Welke hypotheek heeft het minste risico?

De vraag 'Welke hypotheek heeft het minste risico?' is beantwoord en ging over spaarhypotheek.

De vraag die wij hierop direct terugkaatsen is: wat verstaat u onder risico? Dat is namelijk erg belangrijk om te weten, anders is het erg lastig om antwoord te geven op de ze vraag.

Voor veel mensen is risico: het kwijtraken van geld. De eerste gedachte daarbij gaat naar beleggen. Wie op zoek is naar een hypotheek met het minste risico, doet er goed aan erg voorzichtig te zijn als het gaat om beleggen. Om met beleggen een goed rendement te behalen moet er immers risico genomen worden. Een beleggershypotheek, beleggingsverzekeringhypotheek of effectenhypotheek is niet geschikt als u op zoek bent naar het minste risico.

Een hypotheekvorm die bekend staat als de vorm met het minste risico is de spaarhypotheek. Die is er tegenwoordig in twee varianten: met een spaarverzekering of met een spaarrekening (banksparen). Bij de spaarhypotheek wordt het afgesproken kapitaal gegarandeerd opgebouwd, er is dus eigenlijk geen sprake van risico. Tenzij de verzekeraar of bank failliet gaat, dat risico staat los van de hypotheekvorm.

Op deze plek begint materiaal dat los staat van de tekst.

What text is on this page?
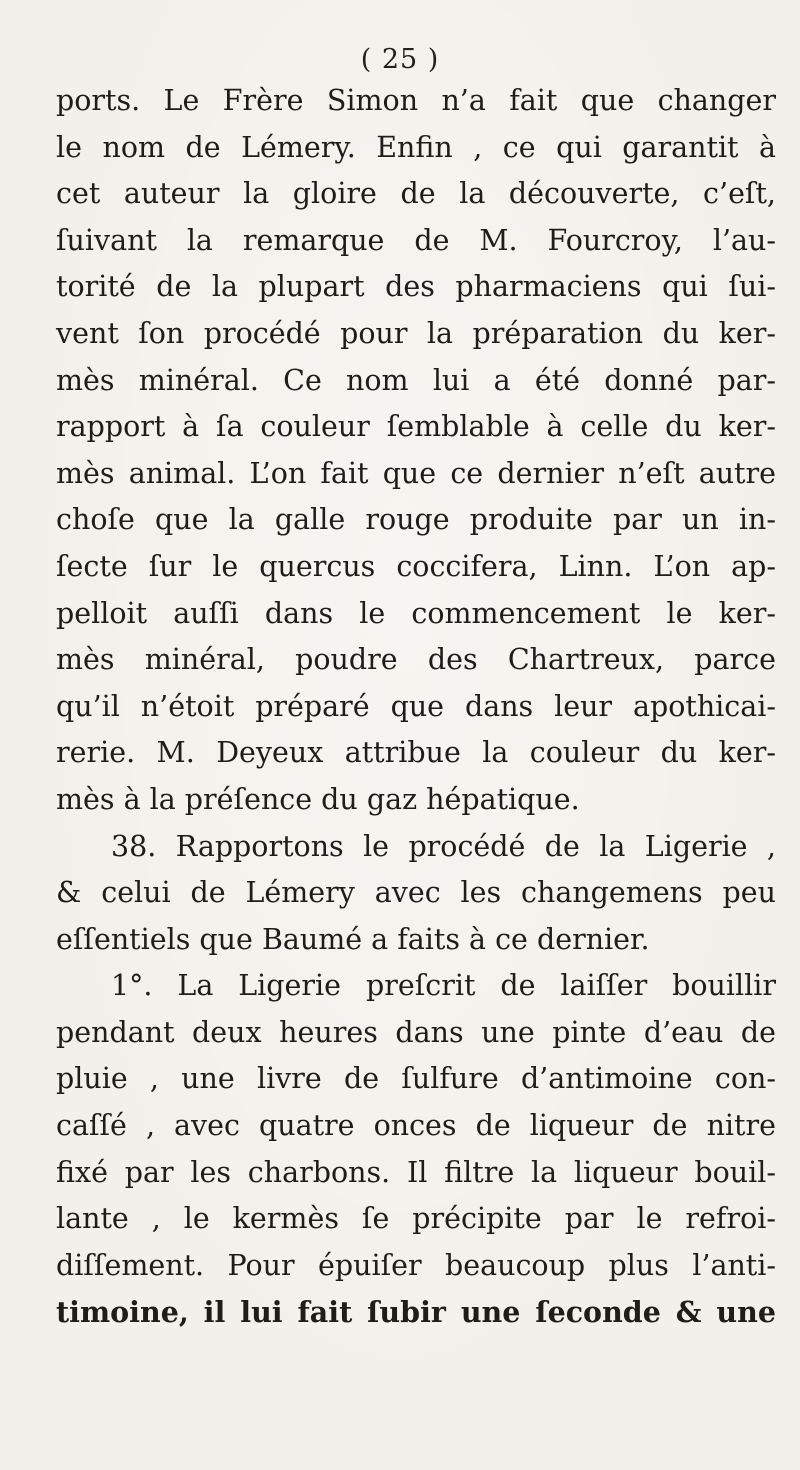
( 25 )
ports. Le Frère Simon n’a fait que changer
le nom de Lémery. Enfin , ce qui garantit à
cet auteur la gloire de la découverte, c’eſt,
ſuivant la remarque de M. Fourcroy, l’au-
torité de la plupart des pharmaciens qui ſui-
vent ſon procédé pour la préparation du ker-
mès minéral. Ce nom lui a été donné par-
rapport à ſa couleur ſemblable à celle du ker-
mès animal. L’on fait que ce dernier n’eſt autre
choſe que la galle rouge produite par un in-
ſecte ſur le quercus coccifera, Linn. L’on ap-
pelloit auſſi dans le commencement le ker-
mès minéral, poudre des Chartreux, parce
qu’il n’étoit préparé que dans leur apothicai-
rerie. M. Deyeux attribue la couleur du ker-
mès à la préſence du gaz hépatique.
38. Rapportons le procédé de la Ligerie ,
& celui de Lémery avec les changemens peu
eſſentiels que Baumé a faits à ce dernier.
1°. La Ligerie preſcrit de laiſſer bouillir
pendant deux heures dans une pinte d’eau de
pluie , une livre de ſulfure d’antimoine con-
caſſé , avec quatre onces de liqueur de nitre
fixé par les charbons. Il filtre la liqueur bouil-
lante , le kermès ſe précipite par le refroi-
diſſement. Pour épuiſer beaucoup plus l’anti-
timoine, il lui fait ſubir une ſeconde & une
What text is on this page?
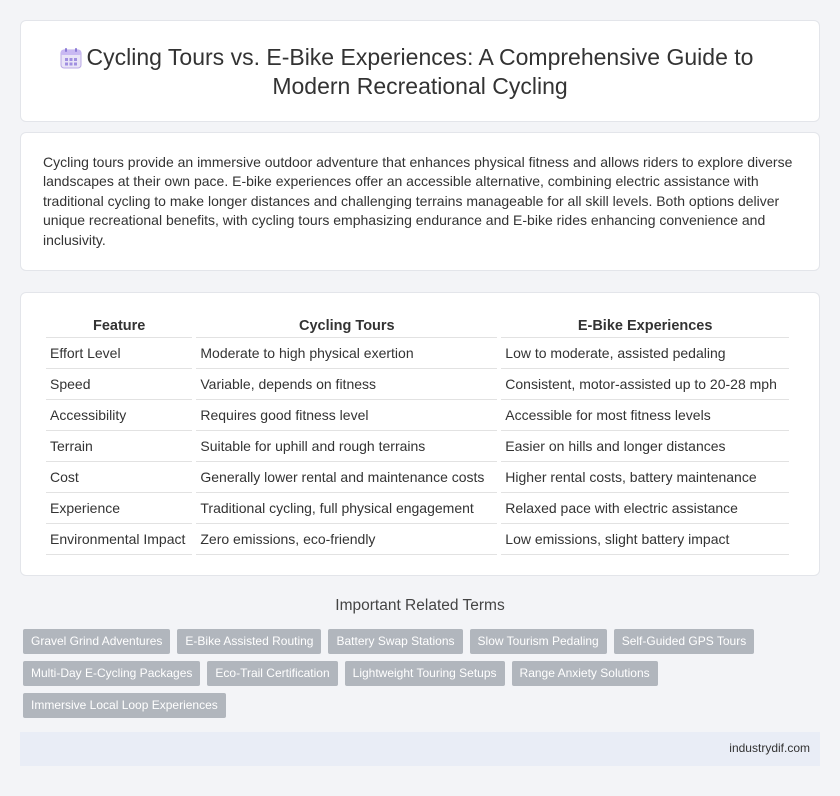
Cycling Tours vs. E-Bike Experiences: A Comprehensive Guide to
Modern Recreational Cycling
Cycling tours provide an immersive outdoor adventure that enhances physical fitness and allows riders to explore diverse landscapes at their own pace. E-bike experiences offer an accessible alternative, combining electric assistance with traditional cycling to make longer distances and challenging terrains manageable for all skill levels. Both options deliver unique recreational benefits, with cycling tours emphasizing endurance and E-bike rides enhancing convenience and inclusivity.
Feature	Cycling Tours	E-Bike Experiences
Effort Level	Moderate to high physical exertion	Low to moderate, assisted pedaling
Speed	Variable, depends on fitness	Consistent, motor-assisted up to 20-28 mph
Accessibility	Requires good fitness level	Accessible for most fitness levels
Terrain	Suitable for uphill and rough terrains	Easier on hills and longer distances
Cost	Generally lower rental and maintenance costs	Higher rental costs, battery maintenance
Experience	Traditional cycling, full physical engagement	Relaxed pace with electric assistance
Environmental Impact	Zero emissions, eco-friendly	Low emissions, slight battery impact
Important Related Terms
Gravel Grind Adventures	E-Bike Assisted Routing	Battery Swap Stations	Slow Tourism Pedaling	Self-Guided GPS Tours
Multi-Day E-Cycling Packages	Eco-Trail Certification	Lightweight Touring Setups	Range Anxiety Solutions
Immersive Local Loop Experiences
industrydif.com
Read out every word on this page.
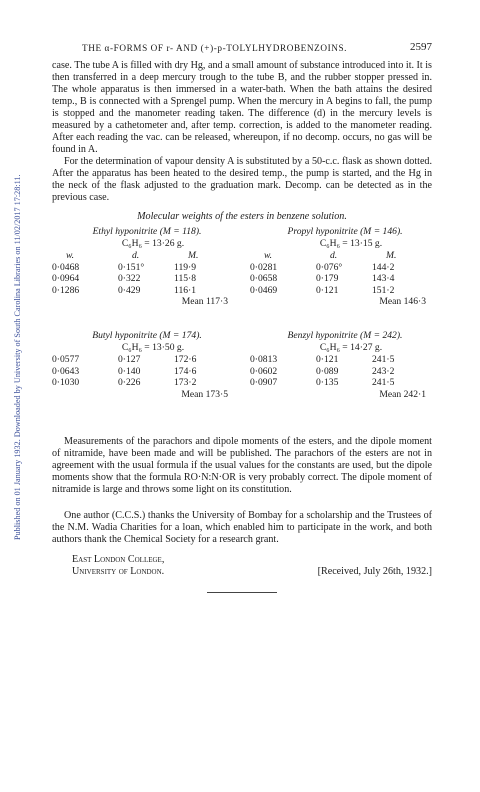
Published on 01 January 1932. Downloaded by University of South Carolina Libraries on 11/02/2017 17:28:11.
THE α-FORMS OF r- AND (+)-p-TOLYLHYDROBENZOINS.	2597

case. The tube A is filled with dry Hg, and a small amount of substance introduced into it. It is then transferred in a deep mercury trough to the tube B, and the rubber stopper pressed in. The whole apparatus is then immersed in a water-bath. When the bath attains the desired temp., B is connected with a Sprengel pump. When the mercury in A begins to fall, the pump is stopped and the manometer reading taken. The difference (d) in the mercury levels is measured by a cathetometer and, after temp. correction, is added to the manometer reading. After each reading the vac. can be released, whereupon, if no decomp. occurs, no gas will be found in A.

For the determination of vapour density A is substituted by a 50-c.c. flask as shown dotted. After the apparatus has been heated to the desired temp., the pump is started, and the Hg in the neck of the flask adjusted to the graduation mark. Decomp. can be detected as in the previous case.

Molecular weights of the esters in benzene solution.
Ethyl hyponitrite (M = 118).
C₆H₆ = 13·26 g.
w.	d.	M.
0·0468	0·151°	119·9
0·0964	0·322	115·8
0·1286	0·429	116·1
Mean 117·3
Propyl hyponitrite (M = 146).
C₆H₆ = 13·15 g.
w.	d.	M.
0·0281	0·076°	144·2
0·0658	0·179	143·4
0·0469	0·121	151·2
Mean 146·3
Butyl hyponitrite (M = 174).
C₆H₆ = 13·50 g.
0·0577	0·127	172·6
0·0643	0·140	174·6
0·1030	0·226	173·2
Mean 173·5
Benzyl hyponitrite (M = 242).
C₆H₆ = 14·27 g.
0·0813	0·121	241·5
0·0602	0·089	243·2
0·0907	0·135	241·5
Mean 242·1

Measurements of the parachors and dipole moments of the esters, and the dipole moment of nitramide, have been made and will be published. The parachors of the esters are not in agreement with the usual formula if the usual values for the constants are used, but the dipole moments show that the formula RO·N:N·OR is very probably correct. The dipole moment of nitramide is large and throws some light on its constitution.

One author (C.C.S.) thanks the University of Bombay for a scholarship and the Trustees of the N.M. Wadia Charities for a loan, which enabled him to participate in the work, and both authors thank the Chemical Society for a research grant.

East London College,
University of London.	[Received, July 26th, 1932.]
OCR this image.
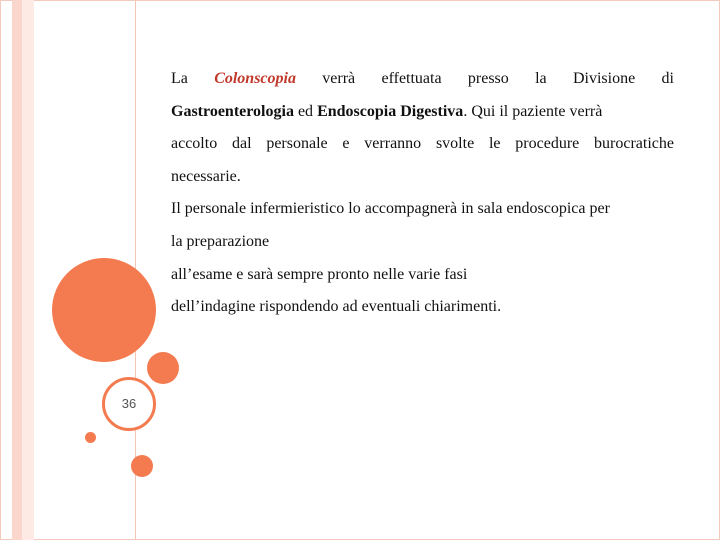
36
La Colonscopia verrà effettuata presso la Divisione di
Gastroenterologia ed Endoscopia Digestiva. Qui il paziente verrà

accolto dal personale e verranno svolte le procedure burocratiche

necessarie.

Il personale infermieristico lo accompagnerà in sala endoscopica per

la preparazione

all’esame e sarà sempre pronto nelle varie fasi

dell’indagine rispondendo ad eventuali chiarimenti.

Dit gaat echter alleen maar over het risico dat het gewenste kapitaal voor het aflossen van de hypotheek niet gehaald wordt. Maar er komen meer risico's kijken bij een hypotheek. Zo is er het risico dat de maandlasten niet meer betaald kunnen worden door een terugval in inkomen. Dat kan veroorzaakt worden door werkloosheid of arbeidsongeschiktheid, maar ook door overlijden van de partner. Of doordat één van de partners minder gaat werken.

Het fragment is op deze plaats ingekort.